Justice[s] blindsided

Last October, the Full Court of the Fiji High Court held that the removal of Mr Qarase and the assumption of power by Mr Bainimarama in December 2006 and January 2007 was lawful.

Last week, the Court of Appeal reversed that decision. They stopped short of reinstating Mr Qarase, commenting that “his fidelity to the Constitution ha[s] come late in his political life, and it is now more than two years since the events of December 2006” but they made declarations that his removal had been unlawful, and that it would not be unlawful for the president “to advise a dissolution of the Parliament and the issuance of writs for the election of members of the House of Representatives.”

The president has gone along with Bainimarama since January 2007 (when he ratified Bainimarama’s coup – including Bainimarama’s usurpation for a while of his own office) promptly dismissed the judiciary, abrogated the constitution, and assumed power himself. Bainimarama says he didn’t put the president up to it, but it seems Bainimarama has now been reappointed as “caretaker” prime minister. That must involve quite a lot of caring, because any elections may not be held until 2014.

The key points of the court’s decision – for the time being probably of interest only as a matter of legal history and theory – were:

  1. The Fijian constitution laid out a code for the circumstances where a prime minister could be dismissed (so that there was very little scope for any use of prerogative powers).
  2. The dismissal of Qarase had occurred and couldn’t be ignored (and it wasn’t practical to order his reinstatement subject to undertakings by him to call elections and then basically resign).
  3. They were spectacularly unimpressed by the refusal of Bainimarama and the regime to give any undertakings as to when he or they might cause elections to be held.
  4. Elections need to be held to produce a prime minister enjoying the confidence of the house of representatives, who then could advise the president in the normal course as envisaged by the constitution.
  5. Necessity was a valid basis for the president to appoint a prime minister who could then advise the president to call an election so that, eventually, a normal prime minister could be appointed.

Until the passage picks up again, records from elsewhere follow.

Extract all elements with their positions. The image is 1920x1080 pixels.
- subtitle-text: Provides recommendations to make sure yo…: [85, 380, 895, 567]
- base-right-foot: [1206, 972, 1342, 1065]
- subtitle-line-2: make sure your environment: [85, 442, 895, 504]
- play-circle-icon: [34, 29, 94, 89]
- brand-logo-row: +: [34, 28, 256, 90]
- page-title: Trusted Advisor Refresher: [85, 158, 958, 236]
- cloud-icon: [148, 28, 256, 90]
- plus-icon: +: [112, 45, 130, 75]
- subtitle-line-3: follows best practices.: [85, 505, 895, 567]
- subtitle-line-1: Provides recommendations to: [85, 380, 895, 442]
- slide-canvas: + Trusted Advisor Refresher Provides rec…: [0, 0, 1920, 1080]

They also offered a spirited defence of their own and others’ acceptance of appointments to the Fijian judiciary at a time when the legality of the regime itself was questionable – namely that the Fijian people should not for that reason be deprived of the rule of law. That’s partly a nod to the rather savage treatment Jocelyn Scutt received at the hands of The Australian. Having ruled as they did, I suppose they are entitled to make that argument, even if the consequences go to show (as if there were any doubt) that lawyers can’t play rule of law on their own.

One Response to “Justice[s] blindsided”

  1. Victor Says:

    “They were spectacularly unimpressed…”

    I’m really taken with what I assume is an atypical legal finding.